Judas Priest’s Glenn Tipton Breaks Silence on K.K. Downing’s Accusations
In a new interview with Guitar World, Judas Priest's Glenn Tipton has responded to many of the public accusations levied by disgruntled former bandmate K.K. Downing over the last decade following his 2011 departure from the legendary metal band.
In the press and in his 2018 biography, Heavy Duty: Days and Nights in Judas Priest, Downing has aired his grievances with the group as well as management and took particular aim at Tipton, both personally and professionally. Downing had asserted that his creative role in Judas Priest was consistently undermined or unheralded and that he was responsible for devising the band's iconic studded leather imagery, among other things.
"I never wanted to get into a public argument after K.K. left," began Tipton. "I never said a word, and I stuck to my guns for over 10 years, but there comes a point when you read things that have been said that are just crazy. It's time to say something, really because he's saying things that he really shouldn't be saying. They aren't fair."
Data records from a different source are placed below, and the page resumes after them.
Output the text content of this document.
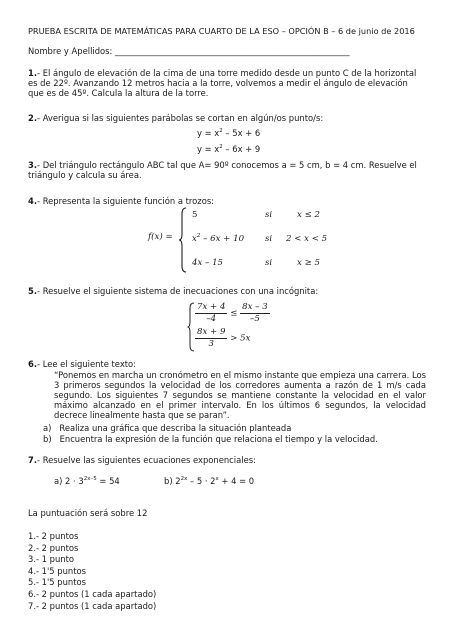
PRUEBA ESCRITA DE MATEMÁTICAS PARA CUARTO DE LA ESO – OPCIÓN B – 6 de junio de 2016
Nombre y Apellidos: ________________________________________________________
1.- El ángulo de elevación de la cima de una torre medido desde un punto C de la horizontal es de 22º. Avanzando 12 metros hacia a la torre, volvemos a medir el ángulo de elevación que es de 45º. Calcula la altura de la torre.
2.- Averigua si las siguientes parábolas se cortan en algún/os punto/s:
$y = x^2 - 5x + 6$
$y = x^2 - 6x + 9$
3.- Del triángulo rectángulo ABC tal que A= 90º conocemos a = 5 cm, b = 4 cm. Resuelve el triángulo y calcula su área.
4.- Representa la siguiente función a trozos:
f(x) =
5	si	x ≤ 2
$x^2 - 6x + 10$ si 2 < x < 5
4x – 15	si	x ≥ 5
5.- Resuelve el siguiente sistema de inecuaciones con una incógnita:
$\frac{7x + 4}{-4} \le \frac{8x - 3}{-5}$
$\frac{8x + 9}{3} > 5x$
6.- Lee el siguiente texto:
“Ponemos en marcha un cronómetro en el mismo instante que empieza una carrera. Los 3 primeros segundos la velocidad de los corredores aumenta a razón de 1 m/s cada segundo. Los siguientes 7 segundos se mantiene constante la velocidad en el valor máximo alcanzado en el primer intervalo. En los últimos 6 segundos, la velocidad decrece linealmente hasta que se paran”.
a) Realiza una gráfica que describa la situación planteada
b) Encuentra la expresión de la función que relaciona el tiempo y la velocidad.
7.- Resuelve las siguientes ecuaciones exponenciales:
a) $2 \cdot 3^{2x-5} = 54$	b) $2^{2x} - 5 \cdot 2^x + 4 = 0$
La puntuación será sobre 12
1.- 2 puntos
2.- 2 puntos
3.- 1 punto
4.- 1'5 puntos
5.- 1'5 puntos
6.- 2 puntos (1 cada apartado)
7.- 2 puntos (1 cada apartado)
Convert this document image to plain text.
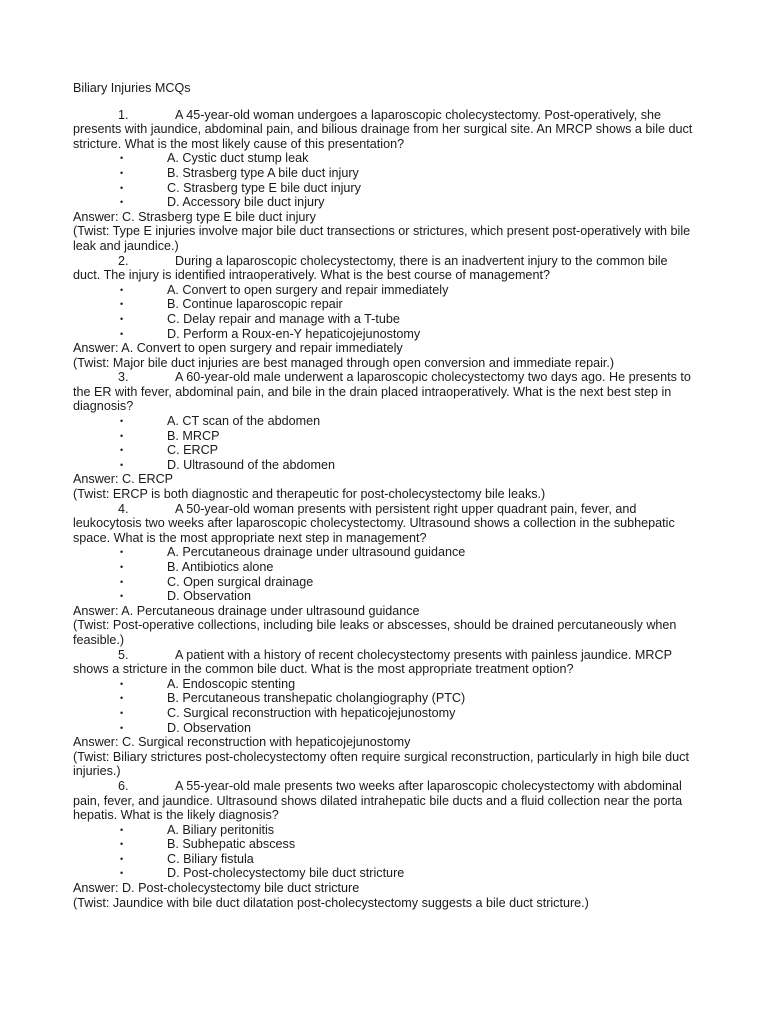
Biliary Injuries MCQs

1.	A 45-year-old woman undergoes a laparoscopic cholecystectomy. Post-operatively, she presents with jaundice, abdominal pain, and bilious drainage from her surgical site. An MRCP shows a bile duct stricture. What is the most likely cause of this presentation?

•	A. Cystic duct stump leak

•	B. Strasberg type A bile duct injury

•	C. Strasberg type E bile duct injury

•	D. Accessory bile duct injury

Answer: C. Strasberg type E bile duct injury

(Twist: Type E injuries involve major bile duct transections or strictures, which present post-operatively with bile leak and jaundice.)

2.	During a laparoscopic cholecystectomy, there is an inadvertent injury to the common bile duct. The injury is identified intraoperatively. What is the best course of management?

•	A. Convert to open surgery and repair immediately

•	B. Continue laparoscopic repair

•	C. Delay repair and manage with a T-tube

•	D. Perform a Roux-en-Y hepaticojejunostomy

Answer: A. Convert to open surgery and repair immediately

(Twist: Major bile duct injuries are best managed through open conversion and immediate repair.)

3.	A 60-year-old male underwent a laparoscopic cholecystectomy two days ago. He presents to the ER with fever, abdominal pain, and bile in the drain placed intraoperatively. What is the next best step in diagnosis?

•	A. CT scan of the abdomen

•	B. MRCP

•	C. ERCP

•	D. Ultrasound of the abdomen

Answer: C. ERCP

(Twist: ERCP is both diagnostic and therapeutic for post-cholecystectomy bile leaks.)

4.	A 50-year-old woman presents with persistent right upper quadrant pain, fever, and leukocytosis two weeks after laparoscopic cholecystectomy. Ultrasound shows a collection in the subhepatic space. What is the most appropriate next step in management?

•	A. Percutaneous drainage under ultrasound guidance

•	B. Antibiotics alone

•	C. Open surgical drainage

•	D. Observation

Answer: A. Percutaneous drainage under ultrasound guidance

(Twist: Post-operative collections, including bile leaks or abscesses, should be drained percutaneously when feasible.)

5.	A patient with a history of recent cholecystectomy presents with painless jaundice. MRCP shows a stricture in the common bile duct. What is the most appropriate treatment option?

•	A. Endoscopic stenting

•	B. Percutaneous transhepatic cholangiography (PTC)

•	C. Surgical reconstruction with hepaticojejunostomy

•	D. Observation

Answer: C. Surgical reconstruction with hepaticojejunostomy

(Twist: Biliary strictures post-cholecystectomy often require surgical reconstruction, particularly in high bile duct injuries.)

6.	A 55-year-old male presents two weeks after laparoscopic cholecystectomy with abdominal pain, fever, and jaundice. Ultrasound shows dilated intrahepatic bile ducts and a fluid collection near the porta hepatis. What is the likely diagnosis?

•	A. Biliary peritonitis

•	B. Subhepatic abscess

•	C. Biliary fistula

•	D. Post-cholecystectomy bile duct stricture

Answer: D. Post-cholecystectomy bile duct stricture

(Twist: Jaundice with bile duct dilatation post-cholecystectomy suggests a bile duct stricture.)
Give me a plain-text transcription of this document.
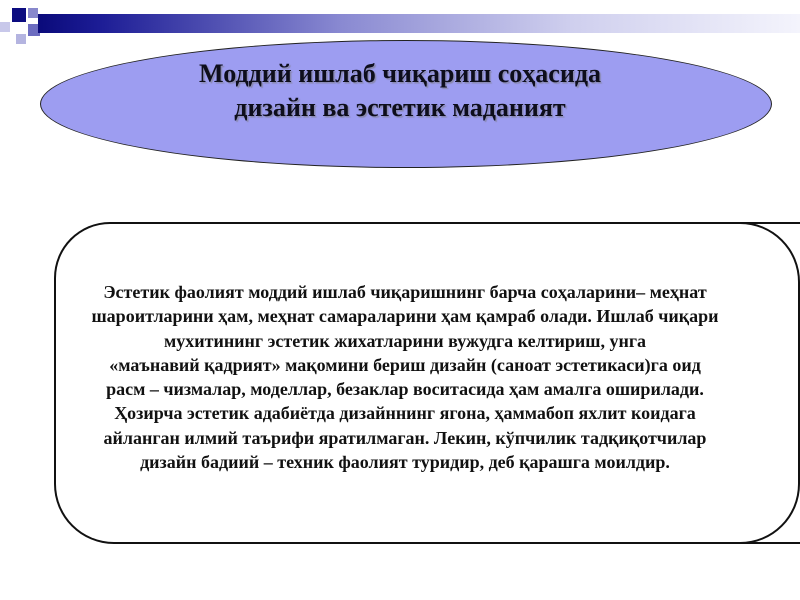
Моддий ишлаб чиқариш соҳасида
дизайн ва эстетик маданият
Эстетик фаолият моддий ишлаб чиқаришнинг барча соҳаларини– меҳнат
шароитларини ҳам, меҳнат самараларини ҳам қамраб олади. Ишлаб чиқари
мухитининг эстетик жихатларини вужудга келтириш, унга
«маънавий қадрият» мақомини бериш дизайн (саноат эстетикаси)га оид
расм – чизмалар, моделлар, безаклар воситасида ҳам амалга оширилади.
Ҳозирча эстетик адабиётда дизайннинг ягона, ҳаммабоп яхлит коидага
айланган илмий таърифи яратилмаган. Лекин, кўпчилик тадқиқотчилар
дизайн бадиий – техник фаолият туридир, деб қарашга моилдир.
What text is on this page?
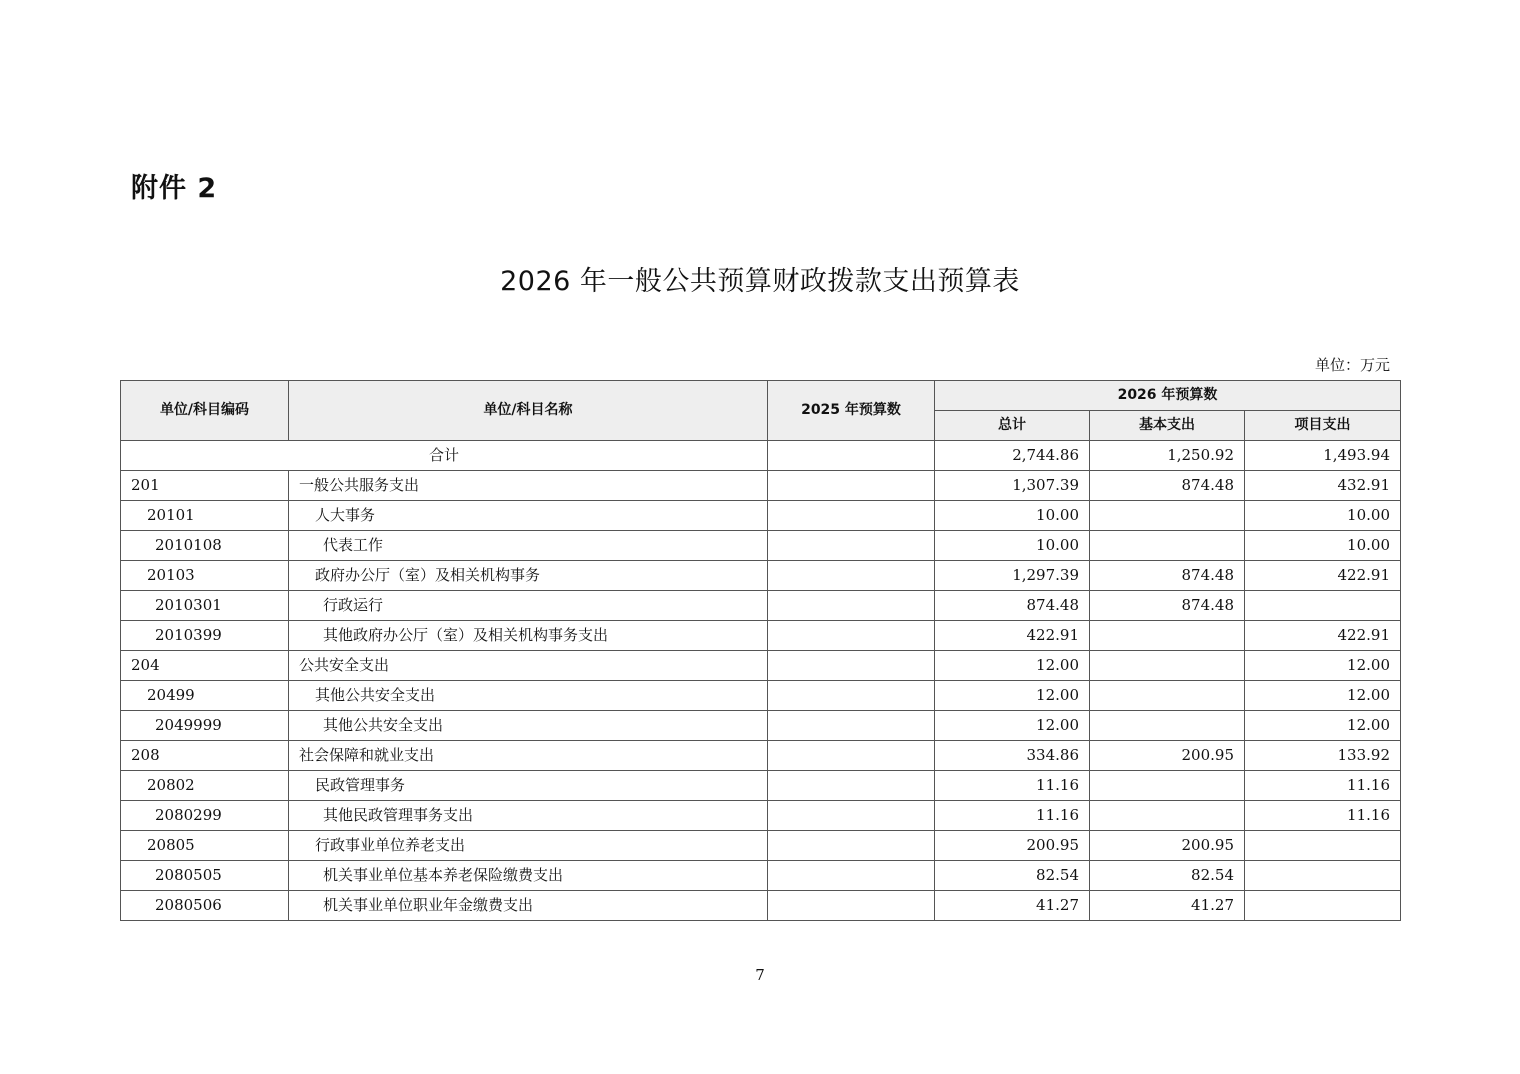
附件 2
2026 年一般公共预算财政拨款支出预算表
单位：万元
单位/科目编码	单位/科目名称	2025 年预算数	2026 年预算数		
			总计	基本支出	项目支出
合计			2,744.86	1,250.92	1,493.94
201	一般公共服务支出		1,307.39	874.48	432.91
20101	人大事务		10.00		10.00
2010108	代表工作		10.00		10.00
20103	政府办公厅（室）及相关机构事务		1,297.39	874.48	422.91
2010301	行政运行		874.48	874.48	
2010399	其他政府办公厅（室）及相关机构事务支出		422.91		422.91
204	公共安全支出		12.00		12.00
20499	其他公共安全支出		12.00		12.00
2049999	其他公共安全支出		12.00		12.00
208	社会保障和就业支出		334.86	200.95	133.92
20802	民政管理事务		11.16		11.16
2080299	其他民政管理事务支出		11.16		11.16
20805	行政事业单位养老支出		200.95	200.95	
2080505	机关事业单位基本养老保险缴费支出		82.54	82.54	
2080506	机关事业单位职业年金缴费支出		41.27	41.27	
7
The guitarist, who stepped back from his full-time live role in Judas Priest in 2018 due to complications from Parkinson's Disease, went on, "He's insinuated that he was the driving force of the band. It just isn't true. Priest [is] made up of five guys working together. [There's] not just one person driving the band. He's said all these things that, I think, are meant to upset us and get us to say something in response and for a long time we didn't. But I've got a lot to say and enough's enough."
In his book and in an interview with Guitar World last year, Downing alleged that Judas Priest's live performances were inhibited by Tipton's onstage drinking habits, to which Tipton replied, "Everyone knows it's not true. Like I said, the fans aren't stupid and they've seen me for 50 years playing around the world. I may have had a couple of beers onstage, but that's all. It's never affected the concert or my performance whatsoever and he knows that."
Tipton later suggested that Downing's work in the studio was not up to par and that he "used to piece [Downing's] leads together." "I did a lot of editing to make his lead breaks worthwhile," Tipton revealed.
Reiterating his reluctance to touch on the things Downing has said about him and the band over the last decade, the veteran Priest guitarist added, "I would never have talked about Ken that way. It’s just that his accusations have gotten sillier and sillier – and I deserve to respond. He left the band. We couldn’t convince him to stay. And then he accused me of taking six years off to write two solo albums. I only did the solo albums because we were inactive at the time while Rob was doing his solo things."
Meanwhile, Richie Faulkner, who replaced Downing after he retired from Judas Priest, recently expressed that he wishes both sides could put away the bitterness of the last 10 years. "To me, music aside, they should maybe pick up the phone and just talk to each other as buddies and go and have a beer and just be pals. You know, fuck music for a minute; let's just be pals. And then whatever happens, happens," he said.